Karne ve intiharlar, “geçersen sana ne alacağımlar.” Velilerden alınan paralar. Okul aile birlikleri. Sizin çocuğunuz hangi dershanede ? Hangi okulu kazandılar…” Giriş sınavları. Yarışan çocuklar. Yarışan veliler. Şöyle bir sınav:Okudukça cahilleşiyoruz.Okumayı,öğrenmeyi bilmiyoruz. Ezbercilik, KOPYA.
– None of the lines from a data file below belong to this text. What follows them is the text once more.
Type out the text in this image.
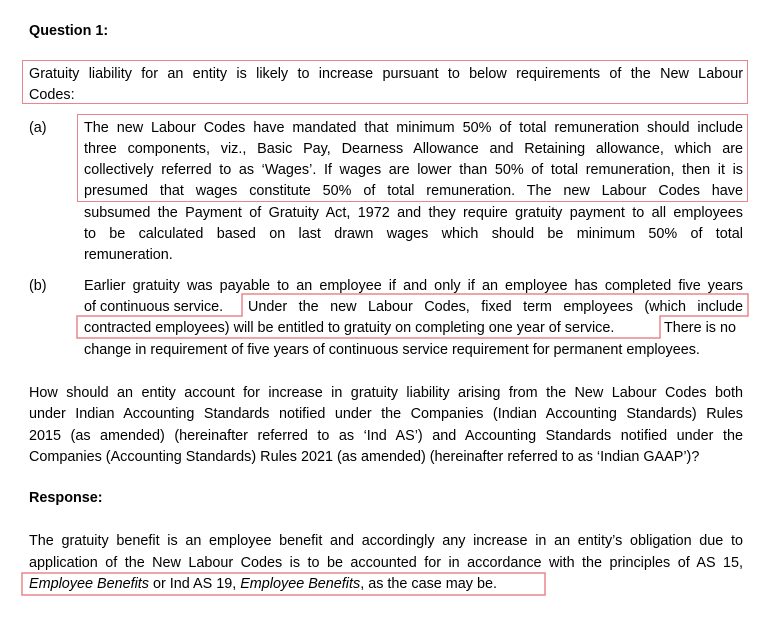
Question 1:
Gratuity liability for an entity is likely to increase pursuant to below requirements of the New Labour
Codes:
(a)	The new Labour Codes have mandated that minimum 50% of total remuneration should include
three components, viz., Basic Pay, Dearness Allowance and Retaining allowance, which are
collectively referred to as ‘Wages’. If wages are lower than 50% of total remuneration, then it is
presumed that wages constitute 50% of total remuneration. The new Labour Codes have
subsumed the Payment of Gratuity Act, 1972 and they require gratuity payment to all employees
to be calculated based on last drawn wages which should be minimum 50% of total
remuneration.
(b)	Earlier gratuity was payable to an employee if and only if an employee has completed five years
of continuous service. Under the new Labour Codes, fixed term employees (which include
contracted employees) will be entitled to gratuity on completing one year of service.	There is no
change in requirement of five years of continuous service requirement for permanent employees.
How should an entity account for increase in gratuity liability arising from the New Labour Codes both
under Indian Accounting Standards notified under the Companies (Indian Accounting Standards) Rules
2015 (as amended) (hereinafter referred to as ‘Ind AS’) and Accounting Standards notified under the
Companies (Accounting Standards) Rules 2021 (as amended) (hereinafter referred to as ‘Indian GAAP’)?
Response:
The gratuity benefit is an employee benefit and accordingly any increase in an entity’s obligation due to
application of the New Labour Codes is to be accounted for in accordance with the principles of AS 15,
Employee Benefits or Ind AS 19, Employee Benefits, as the case may be.
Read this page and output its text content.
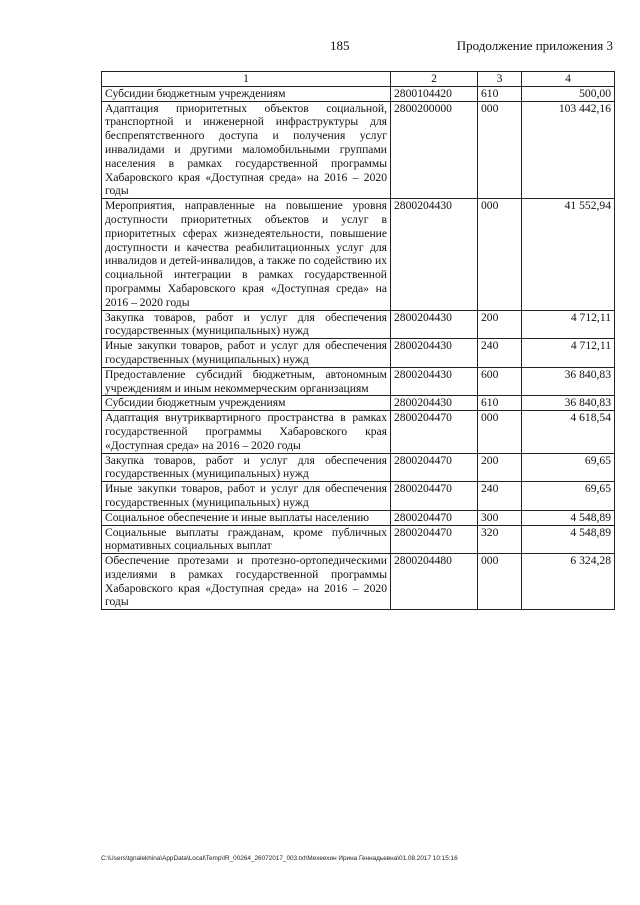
185	Продолжение приложения 3
1	2	3	4
Субсидии бюджетным учреждениям	2800104420	610	500,00
Адаптация приоритетных объектов социальной, транспортной и инженерной инфраструктуры для беспрепятственного доступа и получения услуг инвалидами и другими маломобильными группами населения в рамках государственной программы Хабаровского края «Доступная среда» на 2016 – 2020 годы	2800200000	000	103 442,16
Мероприятия, направленные на повышение уровня доступности приоритетных объектов и услуг в приоритетных сферах жизнедеятельности, повышение доступности и качества реабилитационных услуг для инвалидов и детей-инвалидов, а также по содействию их социальной интеграции в рамках государственной программы Хабаровского края «Доступная среда» на 2016 – 2020 годы	2800204430	000	41 552,94
Закупка товаров, работ и услуг для обеспечения государственных (муниципальных) нужд	2800204430	200	4 712,11
Иные закупки товаров, работ и услуг для обеспечения государственных (муниципальных) нужд	2800204430	240	4 712,11
Предоставление субсидий бюджетным, автономным учреждениям и иным некоммерческим организациям	2800204430	600	36 840,83
Субсидии бюджетным учреждениям	2800204430	610	36 840,83
Адаптация внутриквартирного пространства в рамках государственной программы Хабаровского края «Доступная среда» на 2016 – 2020 годы	2800204470	000	4 618,54
Закупка товаров, работ и услуг для обеспечения государственных (муниципальных) нужд	2800204470	200	69,65
Иные закупки товаров, работ и услуг для обеспечения государственных (муниципальных) нужд	2800204470	240	69,65
Социальное обеспечение и иные выплаты населению	2800204470	300	4 548,89
Социальные выплаты гражданам, кроме публичных нормативных социальных выплат	2800204470	320	4 548,89
Обеспечение протезами и протезно-ортопедическими изделиями в рамках государственной программы Хабаровского края «Доступная среда» на 2016 – 2020 годы	2800204480	000	6 324,28
C:\Users\tgnalekhina\AppData\Local\Temp\IR_00264_26072017_003.txt\Мехеехин Ирина Геннадьевна\01.08.2017 10:15:16
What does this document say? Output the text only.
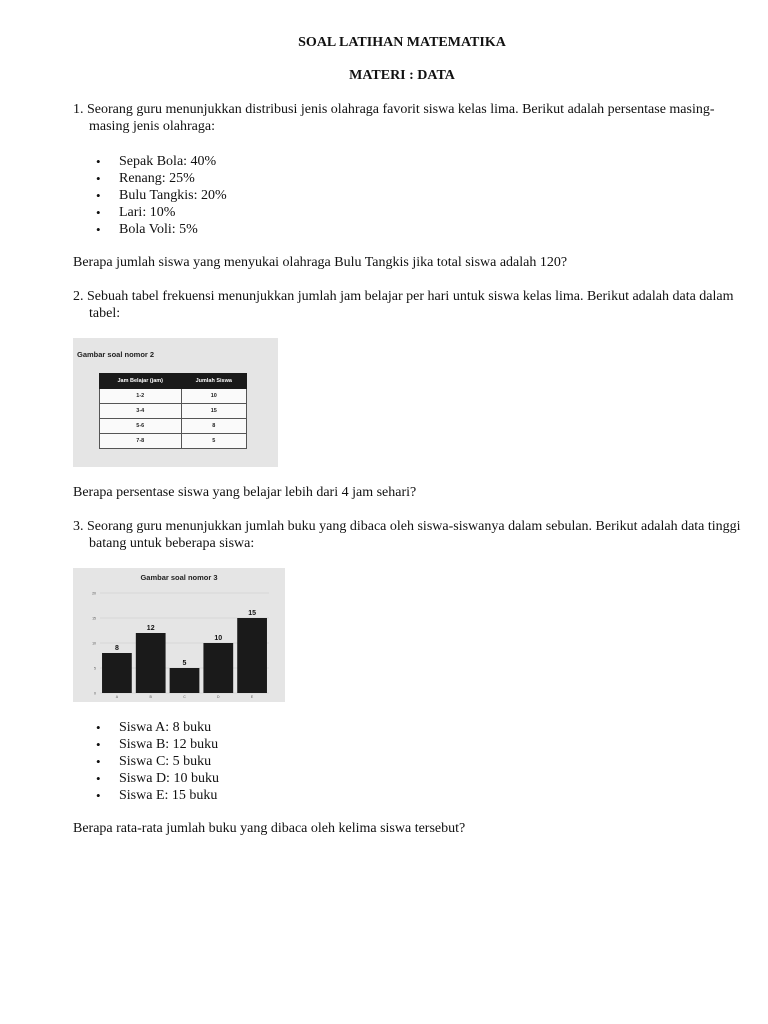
SOAL LATIHAN MATEMATIKA
MATERI : DATA
1. Seorang guru menunjukkan distribusi jenis olahraga favorit siswa kelas lima. Berikut adalah persentase masing-masing jenis olahraga:
• Sepak Bola: 40%
• Renang: 25%
• Bulu Tangkis: 20%
• Lari: 10%
• Bola Voli: 5%
Berapa jumlah siswa yang menyukai olahraga Bulu Tangkis jika total siswa adalah 120?
2. Sebuah tabel frekuensi menunjukkan jumlah jam belajar per hari untuk siswa kelas lima. Berikut adalah data dalam tabel:
Gambar soal nomor 2
Jam Belajar (jam)	Jumlah Siswa
1-2	10
3-4	15
5-6	8
7-8	5
Berapa persentase siswa yang belajar lebih dari 4 jam sehari?
3. Seorang guru menunjukkan jumlah buku yang dibaca oleh siswa-siswanya dalam sebulan. Berikut adalah data tinggi batang untuk beberapa siswa:
Gambar soal nomor 3
0
5
10
15
20
8
A
12
B
5
C
10
D
15
E
• Siswa A: 8 buku
• Siswa B: 12 buku
• Siswa C: 5 buku
• Siswa D: 10 buku
• Siswa E: 15 buku
Berapa rata-rata jumlah buku yang dibaca oleh kelima siswa tersebut?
Dışarıda işportacılık yapan öğretmenler.Kendini geliştirmeyi düşünmeyen öğretmenler. Öğretmenlerin istemeye istemeye bu mesleğe girmesi.(Zoraki Öğretmen) zoraki öğrenci. Okulda öğrenilenle hayatta karşılaşılanlar arasındaki uçurum.
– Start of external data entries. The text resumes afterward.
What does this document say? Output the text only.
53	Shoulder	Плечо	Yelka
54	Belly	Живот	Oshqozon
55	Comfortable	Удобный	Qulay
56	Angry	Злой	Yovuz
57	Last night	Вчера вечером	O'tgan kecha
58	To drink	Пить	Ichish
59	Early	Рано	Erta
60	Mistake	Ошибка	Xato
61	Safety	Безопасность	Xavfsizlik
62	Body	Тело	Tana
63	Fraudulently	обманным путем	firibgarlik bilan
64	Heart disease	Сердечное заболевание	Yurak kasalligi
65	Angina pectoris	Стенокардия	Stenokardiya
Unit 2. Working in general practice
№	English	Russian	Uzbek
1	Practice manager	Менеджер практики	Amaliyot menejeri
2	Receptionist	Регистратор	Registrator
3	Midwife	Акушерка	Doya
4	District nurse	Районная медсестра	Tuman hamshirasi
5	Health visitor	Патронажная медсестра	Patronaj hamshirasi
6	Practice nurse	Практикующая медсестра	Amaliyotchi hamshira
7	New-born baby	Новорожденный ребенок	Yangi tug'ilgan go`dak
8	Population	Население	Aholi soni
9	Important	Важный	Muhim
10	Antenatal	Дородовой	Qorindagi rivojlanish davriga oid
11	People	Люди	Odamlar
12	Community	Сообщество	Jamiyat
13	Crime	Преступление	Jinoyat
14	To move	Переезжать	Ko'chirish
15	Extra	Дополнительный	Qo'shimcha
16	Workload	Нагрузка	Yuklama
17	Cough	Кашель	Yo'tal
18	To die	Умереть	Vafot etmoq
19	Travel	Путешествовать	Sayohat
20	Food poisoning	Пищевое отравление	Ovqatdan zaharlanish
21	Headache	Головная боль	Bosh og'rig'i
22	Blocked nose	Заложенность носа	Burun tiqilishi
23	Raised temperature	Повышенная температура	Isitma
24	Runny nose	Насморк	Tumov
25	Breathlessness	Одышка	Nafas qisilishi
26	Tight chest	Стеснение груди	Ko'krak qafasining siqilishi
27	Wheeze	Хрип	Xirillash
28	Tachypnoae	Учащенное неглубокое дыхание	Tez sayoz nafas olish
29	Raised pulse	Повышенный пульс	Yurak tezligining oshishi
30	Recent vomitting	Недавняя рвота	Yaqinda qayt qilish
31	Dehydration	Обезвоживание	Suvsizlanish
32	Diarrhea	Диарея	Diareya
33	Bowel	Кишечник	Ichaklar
Aile içi eğitim yetersizliği. Bakıcıya bırakılan çocuklar.Anneanne –babaanne eğitimi.Televizyon çocukları.Bilgisayar oyunları. Çalışan anne babalar,yeterince ilgilenilmeyen “çok bilmiş” çocuklar, sevgi eğitimi yokluğu, eksikliği …. (Bir konuyu araştırmayı bilmeyen öğrenci ve öğretmenler. Eleştiri irdeleme yoksulluğu …) Hayallerimizi öldüren bir düzen.
Ayrıcalıklı okullar, döküntü okullar. “Bir lisan, bir insan saplantısı. Dil öğrenme, öğrenememe. Değişen yönetmelikler. Özel okullar ve ücretleri. Okul servisleri. Tıkış tepiş minibüsler… Tıkış tepiş sınıflar. Dökülen okul binaları.Labaratuvar yokluğu. Yetersiz karmaşık ders kitapları. Okuldan kaçmalar. Köşe dönme – okul bitirme zıtlığı. Okulda dayak. Bıkkın öğretmen, yorgun öğrenci, hırslı veliler, “idare” eden yönetici. İki de birde çıkarılan af yasaları.
ÖĞRENCİ VE SORUNLARI
Neden, neyi, ne adına okuduğunu bir türlü anlamayan şaşkın, ürkek, ruhça yaşlı öğrenciler… Giriş sınavlarının aboneleri. Dershane, özel ders, okul, aile baskısı. Okumaktan, öğrenmekten nefret edenler. Tepkilerini “gırgır ve şamata” ile ortaya koyanlar. Mizah ustası öğrenciler… Eğitime mizahla tahammül edebilenler.
ÖĞRETMEN VE SORUNLARI
Mesleğinin ehli olmayanlar. Mesleğini, öğrencileri sevmeyen öğretmenler. Paraca yoksullukları. Bilgice eksiklikleri.Baskıcı, eleştiri kaldıramayanlar. Kendini aşamayanlar. Yan işte çalışması (seyyar satıcılık gibi). Öğretmenin giderek azalan saygınlığı. Aile – öğretmen öğrenci diyaloğunun sağlıklı biçimde kurulamaması. En zor şartlarda görev yapan fedakar öğretmenler bütün bunları aşmasını bilmişlerdir. Japon başbakanına sorarlar: Ülkenin kalkınkınmasını neye borçlusunuz? Onu bana değil, Japon öğretmenine sorun diye cevap verir.
En güzel günler sizlerin olsun. Sevgi ve saygılarımla.